Current Projects
My current research centers on two projects. Each project is being pursued as a projected book that I am developing in conjunction with my present teaching program. Both of these projects, moreover, involve social theorizing in an emergent or non-equilibrium context, in contrast to orthodox formulations based upon a presumption that historical observations pertain to instances of societal equilibrium. In other words, I analogize society to a continually moving crowd of pedestrians and not to a marching band, to recall an image that I have used on other occasions.
One project pursues macroeconomic theory within this emergent context. For four years ending in fall 2007 I taught the first course in a sequence on the Austrian Theory of the Market Process. While teaching that course I developed the book manuscript Mind, Society, and Human Action: A Theory of Social-Economy. This book, the Preface of which is available here, will be submitted to publishers in late 2008 or early 2009. My new project on emergent macroeconomic theory will continue the orientation set forth there, only it will focus on topics germane to macroeconomics; the Preface to that new book will be posted here shortly. Perhaps the key feature of this project is its replacement of modeling based on representative agents by non-equilibrium, open-ended modeling.
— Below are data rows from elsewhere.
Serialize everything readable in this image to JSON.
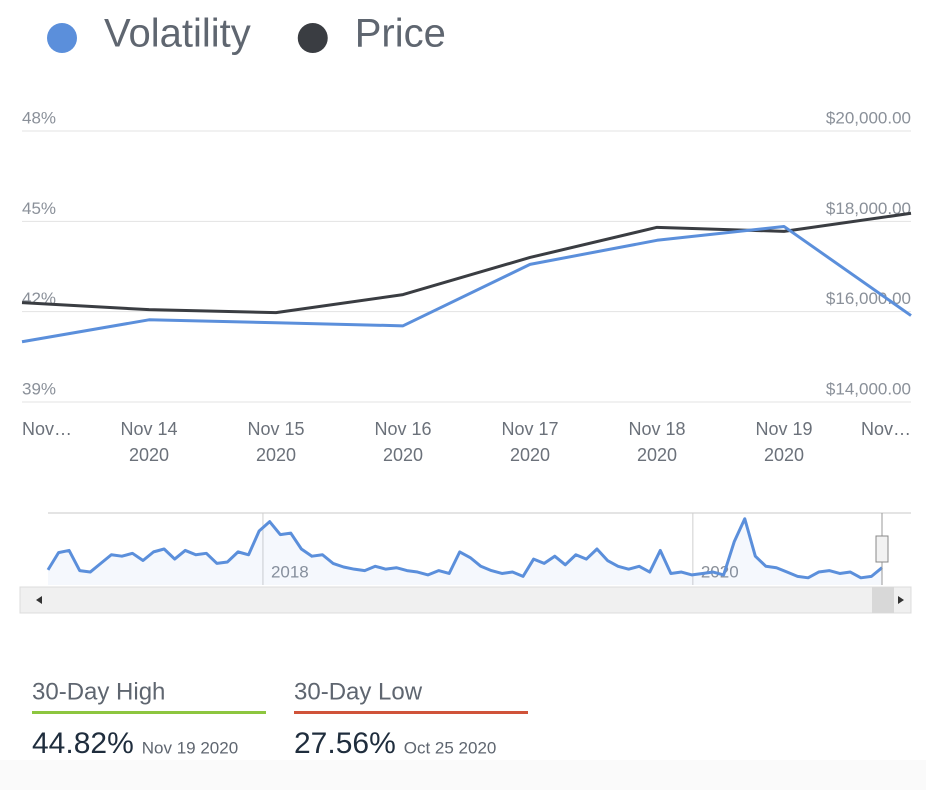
{
  "chart_data": [
    {
      "type": "line",
      "categories": [
        "Nov…",
        "Nov 14",
        "Nov 15",
        "Nov 16",
        "Nov 17",
        "Nov 18",
        "Nov 19",
        "Nov…"
      ],
      "category_years": [
        null,
        "2020",
        "2020",
        "2020",
        "2020",
        "2020",
        "2020",
        null
      ],
      "series": [
        {
          "name": "Volatility",
          "color": "#5b8fdb",
          "values": [
            41.0,
            41.73,
            41.63,
            41.53,
            43.57,
            44.37,
            44.83,
            41.87
          ]
        },
        {
          "name": "Price",
          "color": "#3a3d42",
          "axis": "y2",
          "values": [
            16200,
            16044,
            15978,
            16378,
            17200,
            17867,
            17778,
            18178
          ]
        }
      ],
      "ylim": [
        39,
        48
      ],
      "yticks": [
        {
          "value": 39,
          "label": "39%"
        },
        {
          "value": 42,
          "label": "42%"
        },
        {
          "value": 45,
          "label": "45%"
        },
        {
          "value": 48,
          "label": "48%"
        }
      ],
      "y2lim": [
        14000,
        20000
      ],
      "y2ticks": [
        {
          "value": 14000,
          "label": "$14,000.00"
        },
        {
          "value": 16000,
          "label": "$16,000.00"
        },
        {
          "value": 18000,
          "label": "$18,000.00"
        },
        {
          "value": 20000,
          "label": "$20,000.00"
        }
      ],
      "grid": true,
      "legend": "top-left"
    },
    {
      "type": "area",
      "color": "#5b8fdb",
      "xlim": [
        2017,
        2020.88
      ],
      "xticks": [
        2018,
        2020
      ],
      "ylim": [
        0,
        100
      ],
      "values": [
        21,
        45,
        48,
        20,
        18,
        30,
        42,
        40,
        44,
        34,
        46,
        50,
        36,
        48,
        42,
        44,
        30,
        32,
        46,
        42,
        75,
        88,
        70,
        72,
        50,
        40,
        42,
        30,
        25,
        22,
        20,
        26,
        22,
        24,
        20,
        18,
        14,
        20,
        16,
        46,
        38,
        26,
        20,
        16,
        18,
        12,
        36,
        30,
        40,
        28,
        42,
        36,
        50,
        34,
        26,
        22,
        26,
        18,
        48,
        16,
        18,
        14,
        16,
        18,
        14,
        60,
        92,
        40,
        26,
        24,
        18,
        12,
        10,
        18,
        20,
        16,
        18,
        10,
        12,
        24
      ]
    }
  ],
  "stats": [
    {
      "label": "30-Day High",
      "value": "44.82%",
      "date": "Nov 19 2020",
      "color": "#8dc63f"
    },
    {
      "label": "30-Day Low",
      "value": "27.56%",
      "date": "Oct 25 2020",
      "color": "#d0533a"
    }
  ]
}
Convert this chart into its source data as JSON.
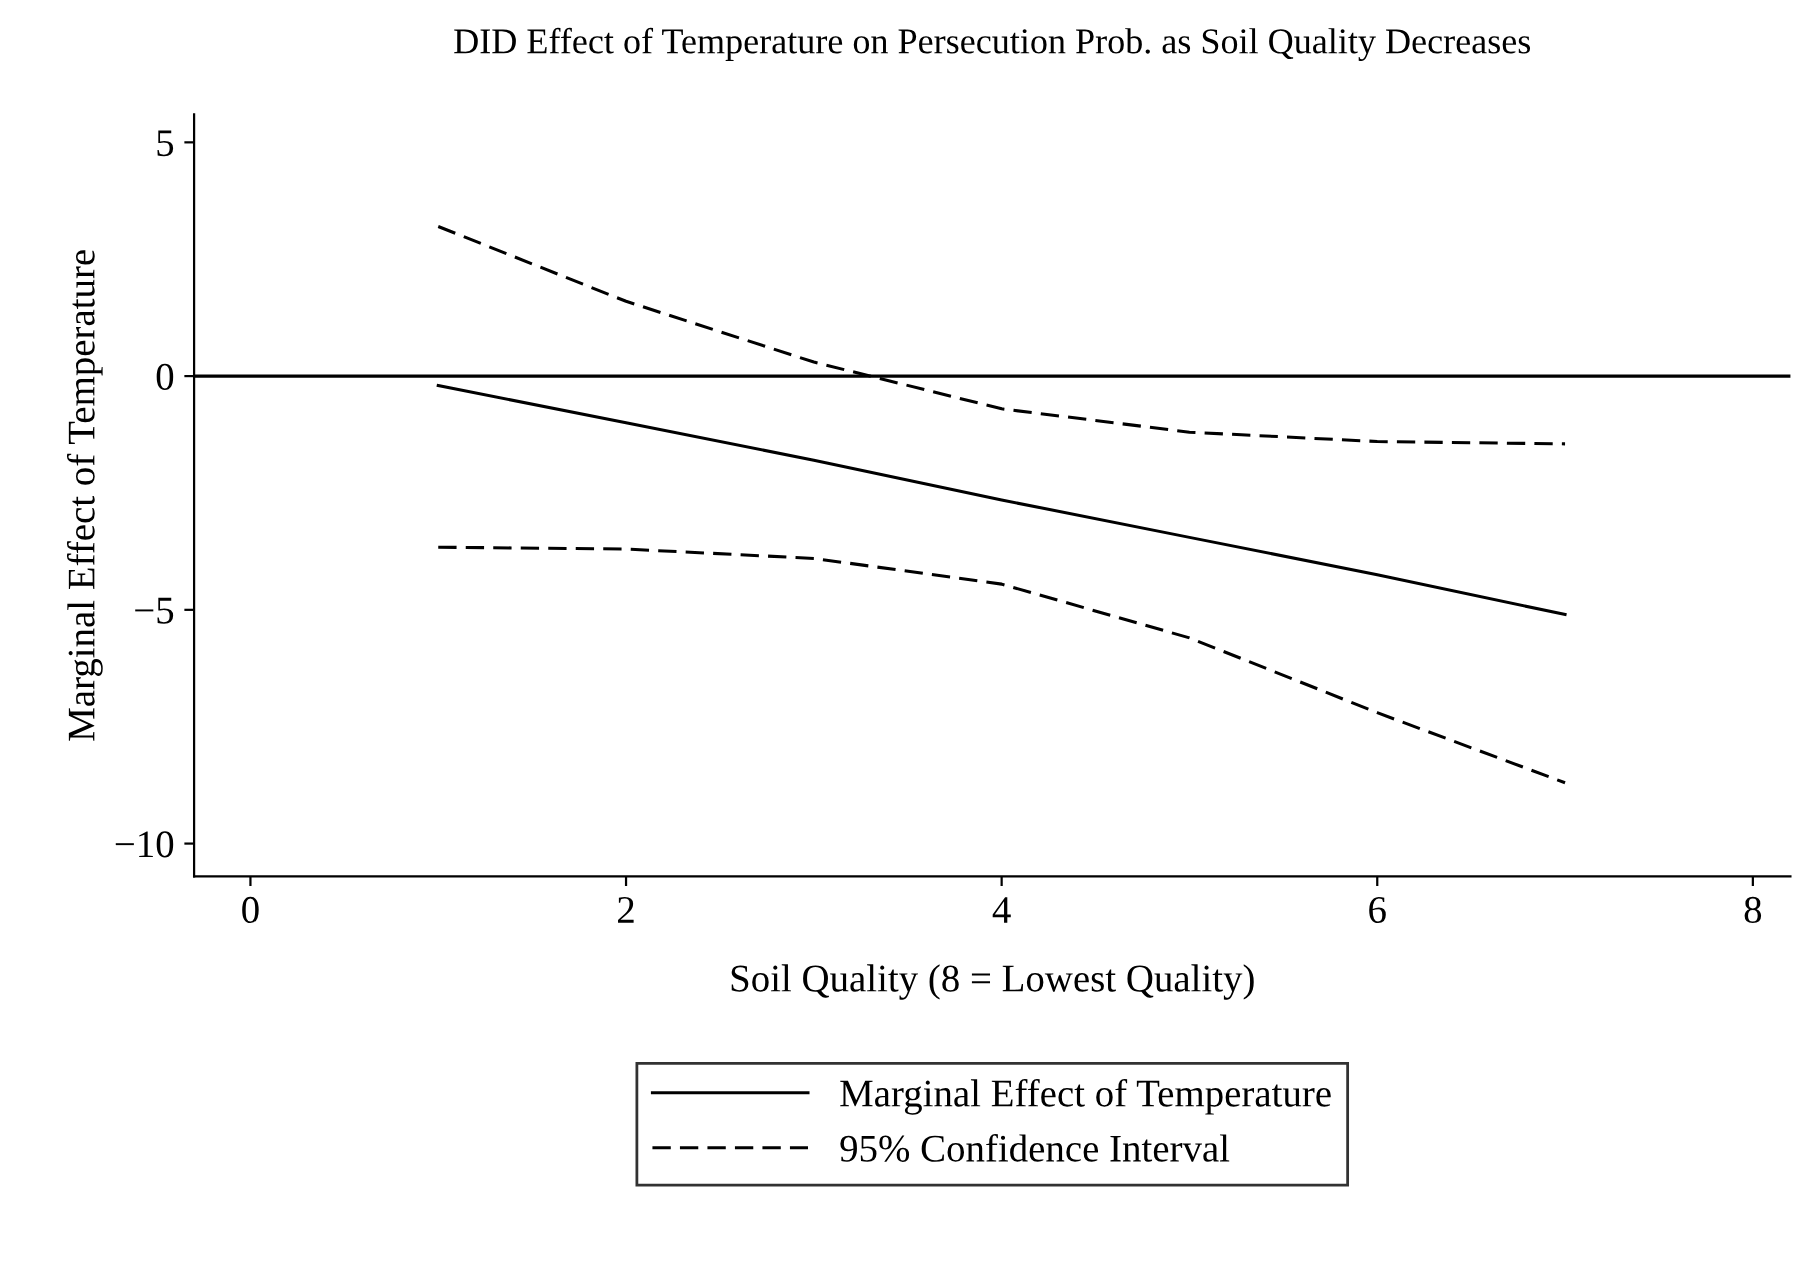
{
  "chart_data": {
    "type": "line",
    "title": "DID Effect of Temperature on Persecution Prob. as Soil Quality Decreases",
    "xlabel": "Soil Quality (8 = Lowest Quality)",
    "ylabel": "Marginal Effect of Temperature",
    "x": [
      1,
      2,
      3,
      4,
      5,
      6,
      7
    ],
    "series": [
      {
        "name": "Marginal Effect of Temperature",
        "color": "#000000",
        "line_style": "solid",
        "values": [
          -0.2,
          -1.0,
          -1.8,
          -2.65,
          -3.45,
          -4.25,
          -5.1
        ]
      },
      {
        "name": "95% Confidence Interval",
        "color": "#000000",
        "line_style": "dashed",
        "values": [
          3.2,
          1.6,
          0.3,
          -0.7,
          -1.2,
          -1.4,
          -1.45
        ]
      },
      {
        "color": "#000000",
        "line_style": "dashed",
        "values": [
          -3.66,
          -3.7,
          -3.9,
          -4.45,
          -5.6,
          -7.2,
          -8.7
        ]
      }
    ],
    "xlim": [
      -0.3,
      8.2
    ],
    "xticks": [
      0,
      2,
      4,
      6,
      8
    ],
    "ylim": [
      -10.7,
      5.6
    ],
    "yticks": [
      5,
      0,
      {
        "value": -5,
        "label": "−5"
      },
      {
        "value": -10,
        "label": "−10"
      }
    ],
    "ref_lines": [
      {
        "axis": "y",
        "value": 0,
        "color": "#000000",
        "line_style": "solid"
      }
    ],
    "grid": false,
    "legend": "bottom",
    "marker": "none"
  }
}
The other project pursues political economy from within an emergent context, and is being developed in conjunction with my teaching of the second course in our sequence in public choice theory. This book carries forward the orientation I set forth in Fiscal Sociology and the Theory of Public Finance, which was published in 2007 by Edward Elgar. The Preface to that book is available here, and the Preface to my new book on political economy will be posted here around the time the spring 2009 semester begins. Perhaps the key feature of this project is its conception of polity and economy as intersecting orders, in contrast to the orthodox conceptualization of polity as an organization that intervenes into an economic order.